Non si tratta di essere troppo buoni, cosa che ci relegherebbe tra i gruppi degli ostracizzati, degli esclusi e ignorati che per appartenere a qualcosa decidono di annullarsi e passivamente obbedire in un concatenarsi di esperienze tragiche (Zamperini; 2010).

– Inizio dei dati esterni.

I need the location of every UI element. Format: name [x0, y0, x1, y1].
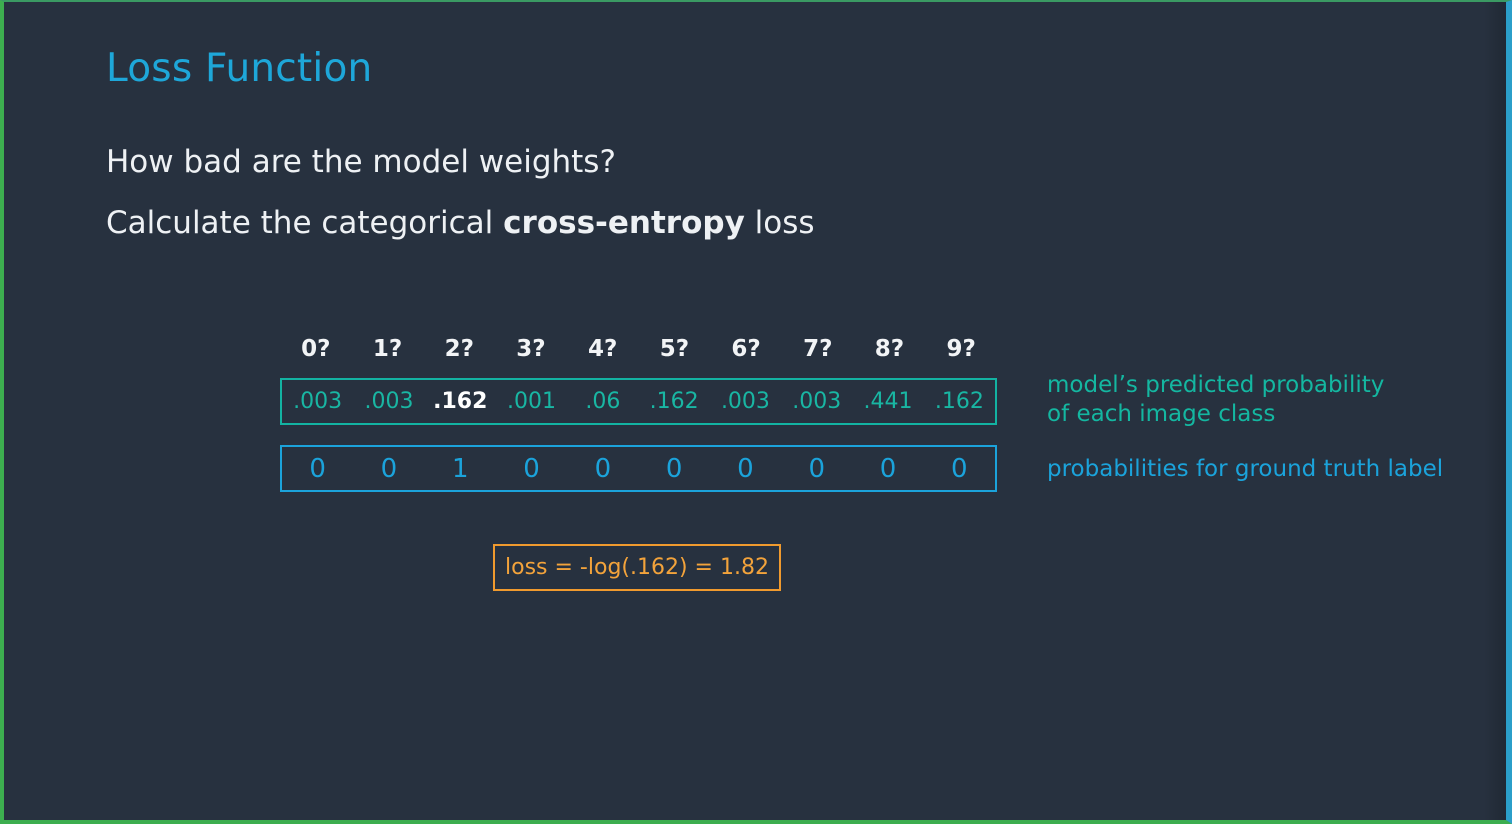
ground-truth-cell: 0 — [523, 453, 540, 484]
predicted-probability-cell: .162 — [934, 389, 984, 414]
class-label: 6? — [731, 336, 761, 362]
predicted-annotation-line-1: model’s predicted probability — [1047, 372, 1385, 398]
class-labels-row: 0? 1? 2? 3? 4? 5? 6? 7? 8? 9? — [280, 332, 997, 368]
class-label: 3? — [516, 336, 546, 362]
predicted-probability-cell: .001 — [507, 389, 557, 414]
class-label: 8? — [874, 336, 905, 362]
predicted-probability-annotation: model’s predicted probability of each im… — [1047, 371, 1384, 429]
slide-title: Loss Function — [106, 46, 373, 91]
ground-truth-cell: 0 — [879, 453, 897, 484]
ground-truth-cell: 0 — [380, 453, 398, 484]
class-label: 2? — [444, 336, 474, 362]
predicted-probability-cell: .003 — [293, 389, 343, 414]
ground-truth-cell: 0 — [737, 453, 754, 484]
predicted-probability-cell: .003 — [792, 389, 842, 414]
class-label: 9? — [946, 336, 976, 362]
loss-formula-box: loss = -log(.162) = 1.82 — [493, 544, 781, 591]
calculation-prefix: Calculate the categorical — [106, 205, 504, 241]
ground-truth-cell: 0 — [594, 453, 612, 484]
ground-truth-cell: 1 — [451, 453, 469, 484]
calculation-bold-term: cross-entropy — [503, 205, 745, 241]
predicted-annotation-line-2: of each image class — [1047, 401, 1276, 427]
question-text: How bad are the model weights? — [106, 144, 616, 180]
ground-truth-vector: 0 0 1 0 0 0 0 0 0 0 — [280, 445, 997, 492]
ground-truth-cell: 0 — [808, 453, 825, 484]
predicted-probability-cell: .06 — [585, 389, 621, 414]
edge-shade — [1484, 2, 1506, 820]
ground-truth-cell: 0 — [951, 453, 968, 484]
predicted-probability-cell: .162 — [433, 389, 488, 414]
class-label: 7? — [803, 336, 833, 362]
predicted-probability-cell: .162 — [649, 389, 699, 414]
calculation-text: Calculate the categorical cross-entropy … — [106, 205, 815, 241]
predicted-probability-cell: .003 — [364, 389, 414, 414]
predicted-probability-cell: .003 — [720, 389, 770, 414]
ground-truth-cell: 0 — [665, 453, 683, 484]
ground-truth-annotation: probabilities for ground truth label — [1047, 456, 1444, 482]
calculation-suffix: loss — [744, 205, 815, 241]
class-label: 5? — [659, 336, 690, 362]
class-label: 1? — [372, 336, 403, 362]
class-label: 0? — [301, 336, 331, 362]
ground-truth-cell: 0 — [309, 453, 326, 484]
predicted-probability-cell: .441 — [863, 389, 913, 414]
predicted-probability-vector: .003 .003 .162 .001 .06 .162 .003 .003 .… — [280, 378, 997, 425]
class-label: 4? — [587, 336, 618, 362]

Il contatto con l’altro non può avvicinarci alla follia, scevro di
qualsiasi limite, piegato in modo ossequioso al divenire e nemmeno manifestarsi attraverso l’urlo gentile che spesso risuona nel vuoto dei dialoghi, come un “So cos’è bene per te!”, tra le maglie delle responsabilità di ruolo, dove il potere che detiene uno soffoca irrimediabilmente le voci dell’altro, che spesso chiede aiuto.

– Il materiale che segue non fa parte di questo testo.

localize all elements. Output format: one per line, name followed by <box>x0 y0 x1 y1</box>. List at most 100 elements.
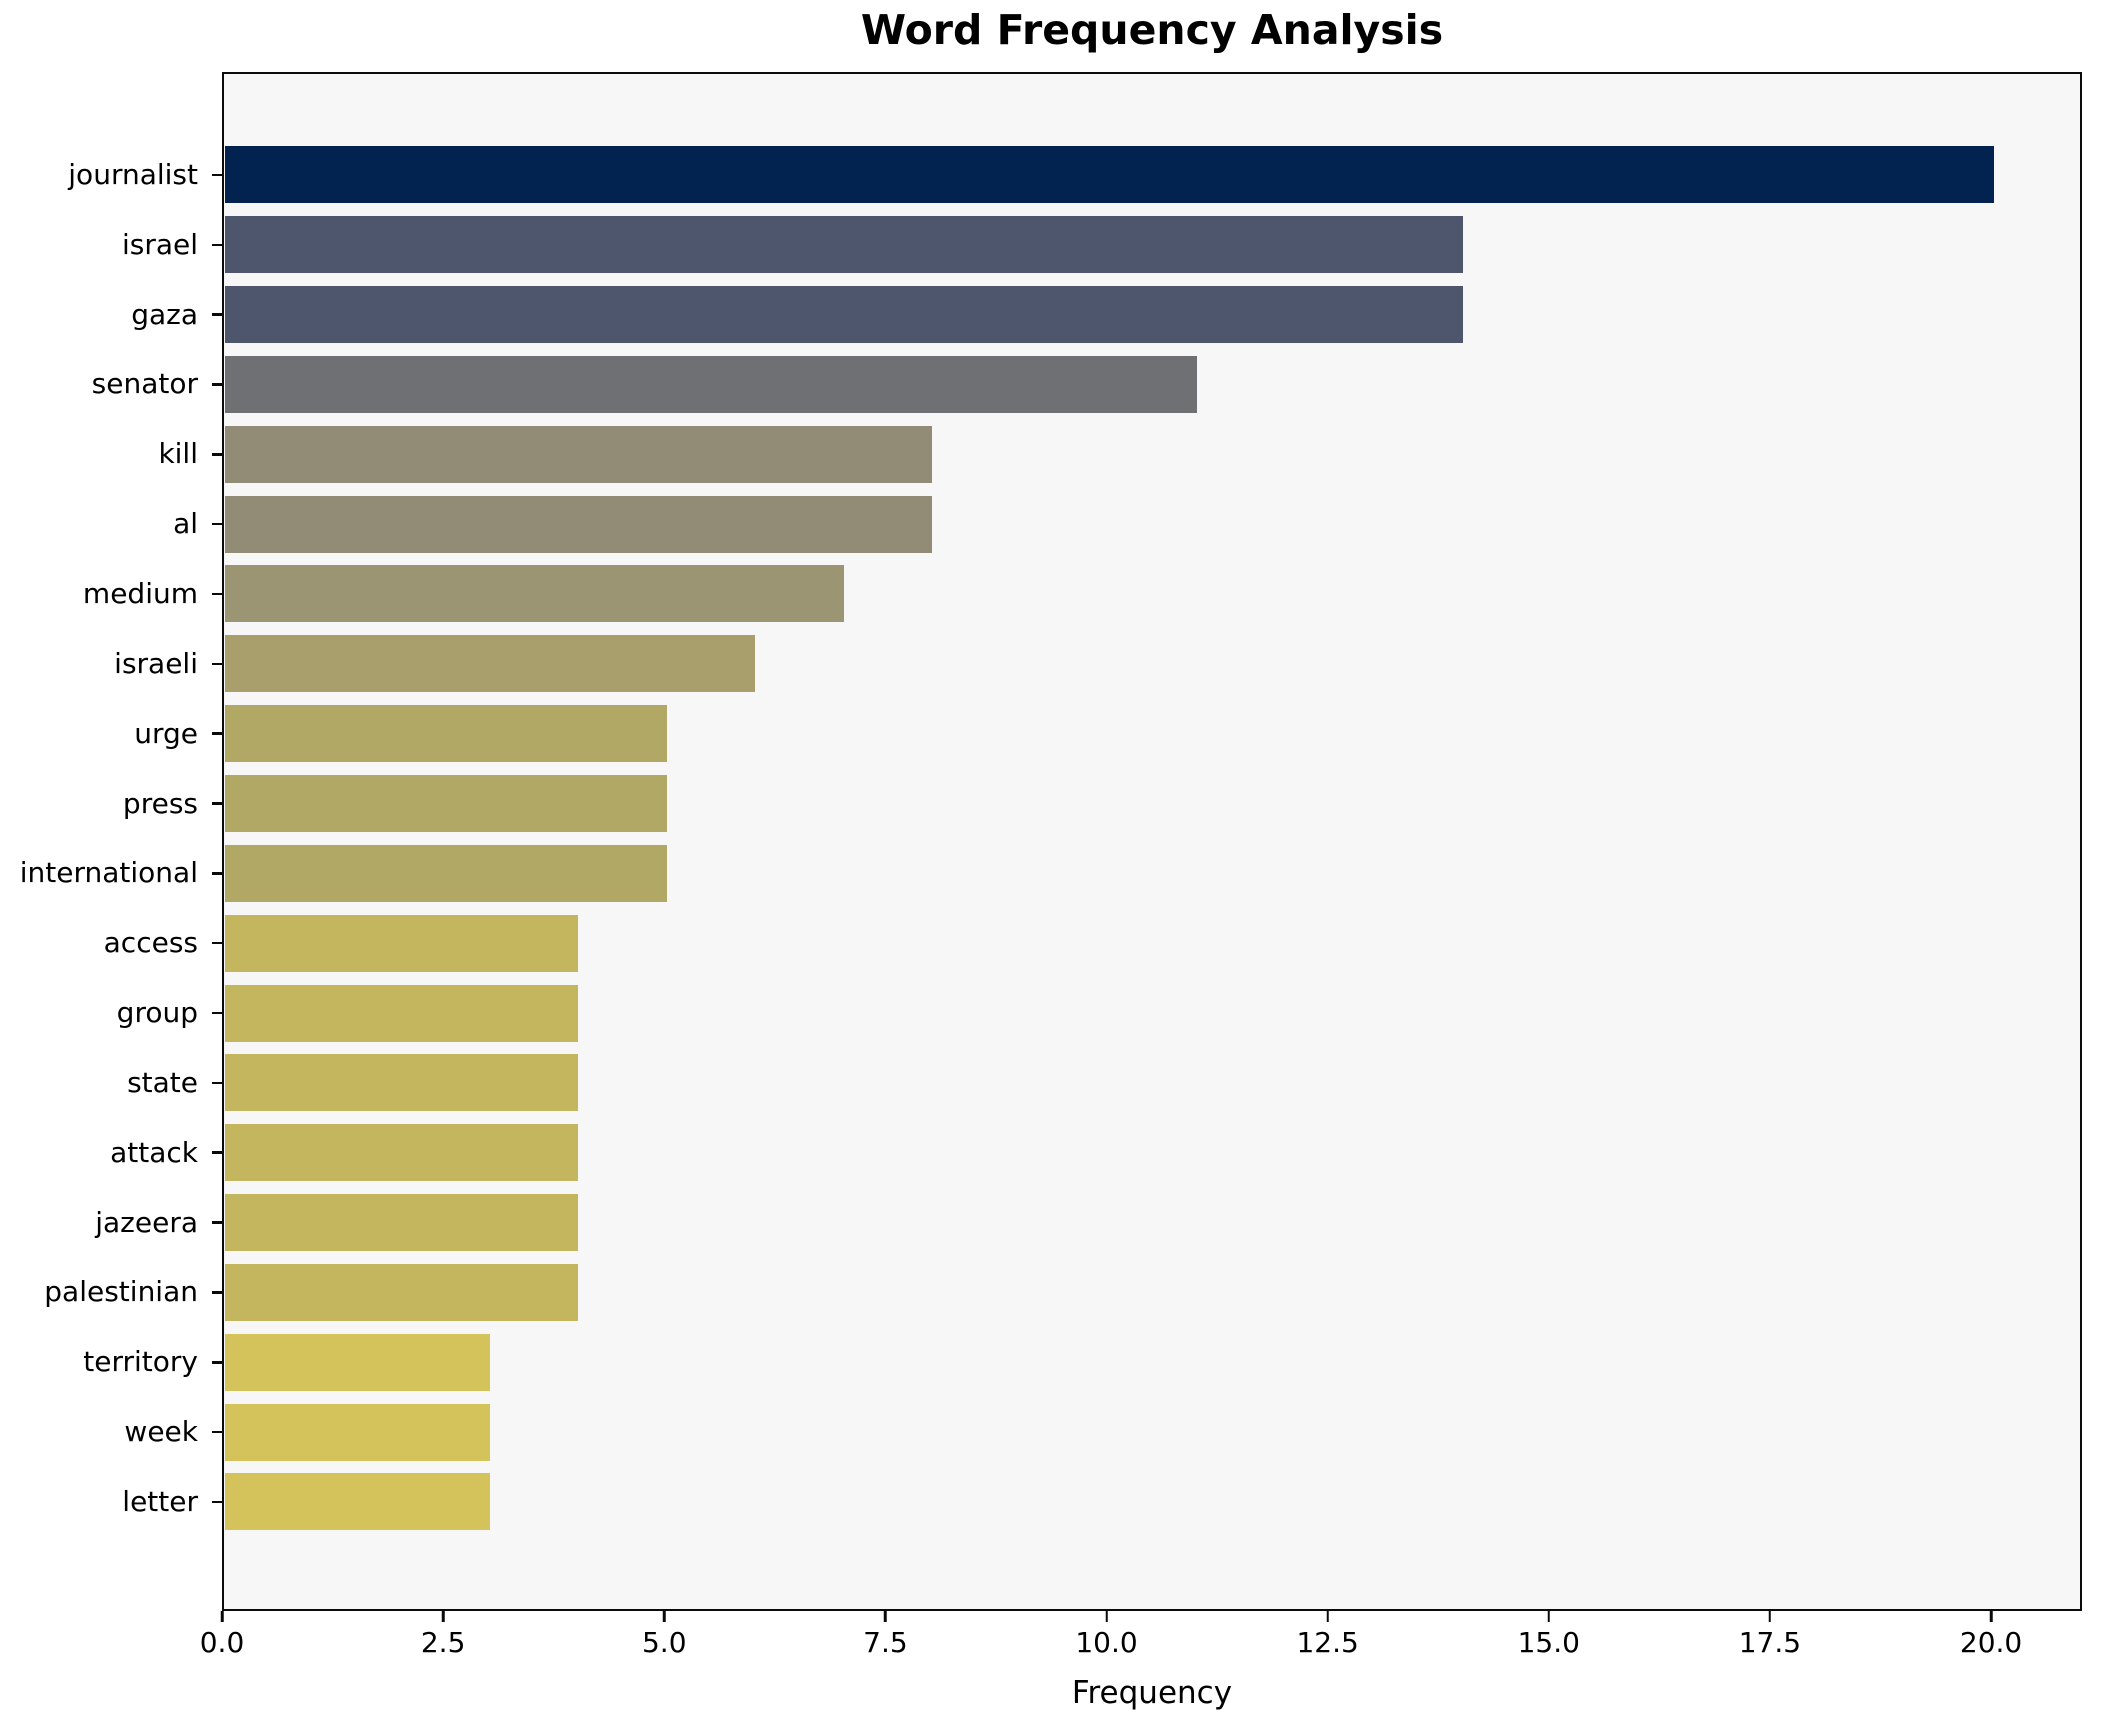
frequency-bar <box>224 984 579 1042</box>
frequency-bar <box>224 775 667 833</box>
x-axis-label: Frequency <box>1071 1675 1233 1711</box>
bar-track <box>224 1333 2083 1391</box>
x-tick-mark <box>663 1611 666 1622</box>
bar-row: journalist <box>0 140 2082 210</box>
bar-row: al <box>0 489 2082 559</box>
bar-row: palestinian <box>0 1258 2082 1328</box>
y-tick-label: territory <box>83 1345 198 1379</box>
frequency-bar <box>224 355 1198 413</box>
y-tick-label: kill <box>158 437 198 471</box>
x-tick-label: 10.0 <box>1075 1626 1138 1659</box>
y-tick-mark <box>212 453 222 456</box>
bar-row: territory <box>0 1327 2082 1397</box>
bar-row: press <box>0 769 2082 839</box>
frequency-bar <box>224 495 933 553</box>
bar-row: group <box>0 978 2082 1048</box>
frequency-bar <box>224 1333 490 1391</box>
y-tick-mark <box>212 592 222 596</box>
y-tick-mark <box>212 802 222 805</box>
y-tick-mark <box>212 383 222 386</box>
x-tick-mark <box>1768 1611 1772 1622</box>
bar-track <box>224 844 2083 902</box>
y-tick-label: letter <box>122 1484 198 1518</box>
frequency-bar <box>224 635 756 693</box>
bar-track <box>224 286 2083 344</box>
x-tick-label: 15.0 <box>1517 1626 1580 1659</box>
y-tick-label: al <box>173 507 198 541</box>
bar-row: senator <box>0 350 2082 420</box>
y-tick-mark <box>212 1291 222 1294</box>
y-tick-mark <box>212 173 222 177</box>
x-tick-label: 7.5 <box>863 1626 908 1659</box>
y-tick-label: gaza <box>131 297 198 331</box>
y-tick-mark <box>212 243 222 247</box>
frequency-bar <box>224 286 1463 344</box>
bar-track <box>224 355 2083 413</box>
y-tick-label: palestinian <box>44 1275 198 1309</box>
bar-row: international <box>0 838 2082 908</box>
bar-row: access <box>0 908 2082 978</box>
bar-track <box>224 1124 2083 1182</box>
y-tick-label: press <box>122 786 198 820</box>
x-tick-label: 5.0 <box>641 1626 687 1659</box>
y-tick-mark <box>212 941 222 945</box>
x-tick-mark <box>1326 1611 1329 1622</box>
y-tick-mark <box>212 313 222 316</box>
bar-track <box>224 635 2083 693</box>
y-tick-mark <box>212 1011 222 1015</box>
frequency-bar <box>224 1403 490 1461</box>
x-tick-mark <box>1989 1611 1993 1622</box>
x-tick-mark <box>1105 1611 1108 1622</box>
x-tick-mark <box>220 1611 224 1622</box>
frequency-bar <box>224 146 1994 204</box>
bar-track <box>224 1263 2083 1321</box>
bar-row: week <box>0 1397 2082 1467</box>
x-tick-mark <box>1547 1611 1551 1622</box>
bar-track <box>224 775 2083 833</box>
x-tick-mark <box>441 1611 445 1622</box>
x-tick-label: 0.0 <box>199 1626 245 1659</box>
frequency-bar <box>224 1473 490 1531</box>
y-tick-mark <box>212 1430 222 1434</box>
y-tick-mark <box>212 1081 222 1085</box>
bar-track <box>224 1054 2083 1112</box>
bar-track <box>224 495 2083 553</box>
y-tick-mark <box>212 1500 222 1504</box>
frequency-bar <box>224 1194 579 1252</box>
bars-container: journalist israel gaza senator kill al medium i… <box>0 72 2082 1611</box>
x-tick-label: 17.5 <box>1738 1626 1802 1659</box>
frequency-bar <box>224 425 933 483</box>
bar-track <box>224 1473 2083 1531</box>
y-tick-mark <box>212 1151 222 1154</box>
chart-title: Word Frequency Analysis <box>860 6 1444 54</box>
bar-track <box>224 565 2083 623</box>
frequency-bar <box>224 914 579 972</box>
bar-track <box>224 1194 2083 1252</box>
y-tick-label: access <box>103 926 198 960</box>
bar-track <box>224 1403 2083 1461</box>
y-tick-label: attack <box>110 1135 198 1169</box>
bar-row: medium <box>0 559 2082 629</box>
y-tick-label: israeli <box>114 646 198 680</box>
bar-row: israeli <box>0 629 2082 699</box>
bar-row: israel <box>0 210 2082 280</box>
x-tick-label: 2.5 <box>420 1626 466 1659</box>
y-tick-label: state <box>127 1065 198 1099</box>
bar-row: jazeera <box>0 1188 2082 1258</box>
bar-track <box>224 705 2083 763</box>
bar-track <box>224 914 2083 972</box>
y-tick-label: israel <box>121 227 198 261</box>
x-tick-mark <box>884 1611 887 1622</box>
y-tick-mark <box>212 732 222 735</box>
bar-row: letter <box>0 1467 2082 1537</box>
bar-track <box>224 425 2083 483</box>
y-tick-mark <box>212 1361 222 1364</box>
bar-row: gaza <box>0 280 2082 350</box>
y-tick-mark <box>212 872 222 875</box>
bar-track <box>224 146 2083 204</box>
y-tick-mark <box>212 662 222 666</box>
bar-track <box>224 984 2083 1042</box>
frequency-bar <box>224 844 667 902</box>
frequency-bar <box>224 565 844 623</box>
x-tick-label: 20.0 <box>1959 1626 2023 1659</box>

Lo psichiatra Eugenio Borgna ne “La dignità ferita” avvicina la gentilezza ai folli, alle donne incontrate nel manicomio di Novara ed in generale nella sua professione di clinico: un comportamento folle ascoltare e riconoscersi nelle corse spasmodiche degli ultimi anni, tra assordanti egolalie e l’idolatria del successo, fremendo per qualcosa che sia utile, efficiente, produttivo e autonomo.

Eppure, a volte, riconoscere le biografie delle persone, cariche spesso di molto dolore, permette diaccarezzare anche a distanza, creando così un ponte allo stupore e all’azione, indispensabile nelle relazioni di aiuto e in quelle di tutti i giorni per salvaguardare la responsabilità patica.

Così il Professor Ferlini non ha parlato di categorie, nozioni e di come parcellizzare l’umano, ma ha “fatto” di sé indomabile tenerezza ed ha accolto molte storie di persone incontrate, che praticavano fiduciosa gentilezza.

Giorgia Ester Zampieron

Giorgia Zampieron nasce a Cittadella nel 1990 e dagli anni delle scuole medie sa che farà la psicologa, si laurea all’Università degli studi di Padova in Psicologia Clinico Dinamica. Svolge la prima esperienza di tirocinio all’interno del reparto di psichiatria dell’ospedale di Cittadella affiancando la Dott.ssa Cattani Mariagrazia nella conduzione dei gruppi espressivi del SPDC. Negli ultimi anni si avvicina alla realtà della disabilità intellettiva interessandosi allo studio dei movimenti di self advocacy delle persone con disabilità intellettiva, occupandosi nel tirocinio post lauream della raccolta di biografie di persone con disabilità intellettiva lieve. È un apprendista poetessa e ama i suoi gatti.